Taking the Panther name and attaching it to alien ideas, argued the attorney, is the equivalent of starting a new software company and calling it “New Microsoft.”
“Yeah,” laughed Seale, sitting in Hilliard’s Oakland townhouse. “Call yourself ‘New Microsoft’ and see how long it takes to find [yourself] in court.”
In some respects, the copyright conflict has served to revitalize the original Panthers, who formally disbanded as a political party in the 1970s. Since then, some key Panther leaders, notably Newton and Eldridge Cleaver, have died, the latter after years of exile and a conversion to Reagan Republicanism.
Hilliard, like Newton, battled problems with drugs. Seale worked as a radio host in Denver, a political organizer in Washington, D.C., and community liaison for Temple University in Philadelphia. Although he came back once to run unsuccessfully for mayor of Oakland, Seale said he returned to his hometown permanently this fall, in part to be near his youngest daughter, who is a junior at San Francisco State.
But now the old Panthers, a little slow of step though still quick with a political phrase, are reunited in the fight to save their name.
One step toward that goal is their sponsorship of a rap group called the Black Panther F.U.G.I.T.I.V.E.S. The three performers record under the Black Panther Records label led by Dorion Hilliard, David’s son.

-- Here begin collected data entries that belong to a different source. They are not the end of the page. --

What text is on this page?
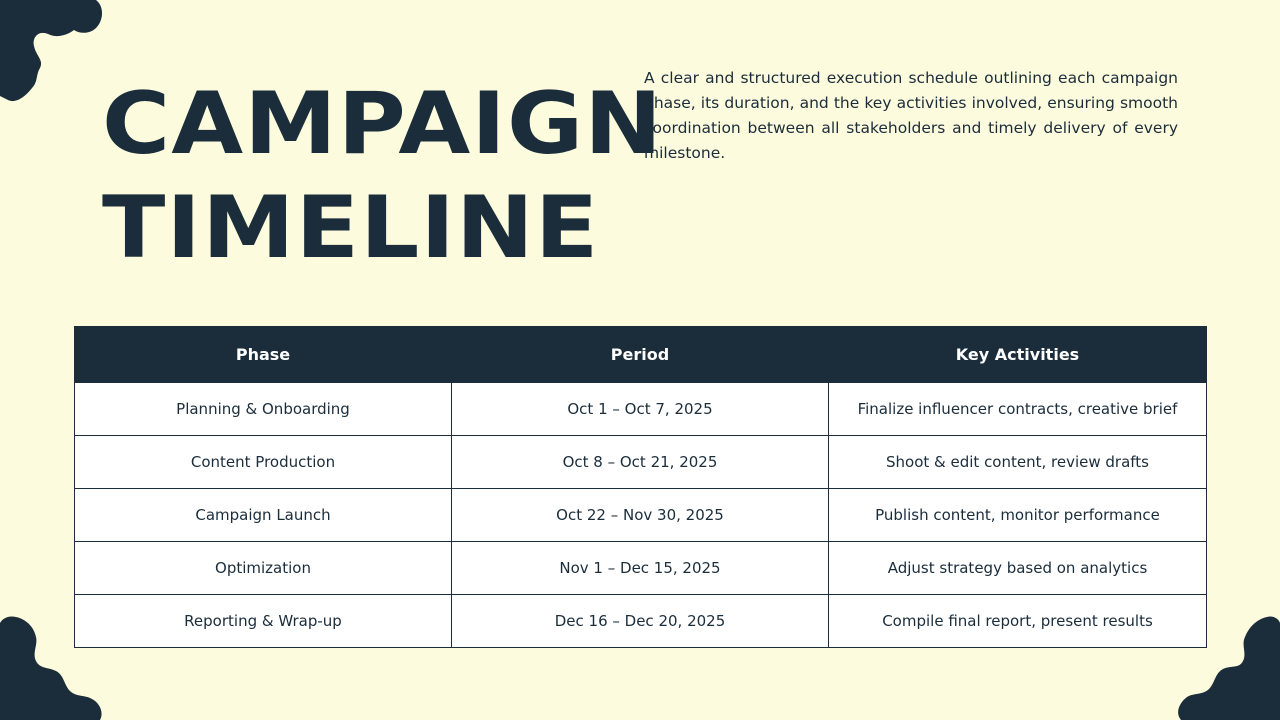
CAMPAIGN
TIMELINE

A clear and structured execution schedule outlining each campaign phase, its duration, and the key activities involved, ensuring smooth coordination between all stakeholders and timely delivery of every milestone.

Phase	Period	Key Activities
Planning & Onboarding	Oct 1 – Oct 7, 2025	Finalize influencer contracts, creative brief
Content Production	Oct 8 – Oct 21, 2025	Shoot & edit content, review drafts
Campaign Launch	Oct 22 – Nov 30, 2025	Publish content, monitor performance
Optimization	Nov 1 – Dec 15, 2025	Adjust strategy based on analytics
Reporting & Wrap-up	Dec 16 – Dec 20, 2025	Compile final report, present results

One of the singers is James Calhoun, son of former musician Bill Calhoun, who performed at political events with the Lumpens singing group founded by the Panthers. Among their best-known songs was the political anthem “Power to the People, Right On!”
To the dismay of the old Panthers, the same song is now used by the Northern California utility Pacific Gas & Electric as part of its energy-saving advertising.
James Calhoun, who also uses the stage name Jamiel Hassan, grew up and worked with rap star Tupac Shakur, the since-murdered son of another prominent former Panther, Afeni Shakur.
Although the format and music are hip-hop, the message of the Black Panther musical trio, in keeping with its heritage, is decidedly political and anti-gangster. The group name, Calhoun said in an interview before a recent performance in San Francisco, is an acronym for “Future Under the Guidance of Intelligent True Individuals who Visualize Every Struggle.”
“My father was with the Lumpens in the 1960s,” said Calhoun, leaning on the bar of the Justice League club while Seale and Hilliard beamed proudly nearby and other supporters sold posters and T-shirts. “Here we are in 2002, doing the same thing with a new twist.”
One line from the group’s album, titled “All of Us,” goes: “This is not a gangster party. This is the Black Panther Party.”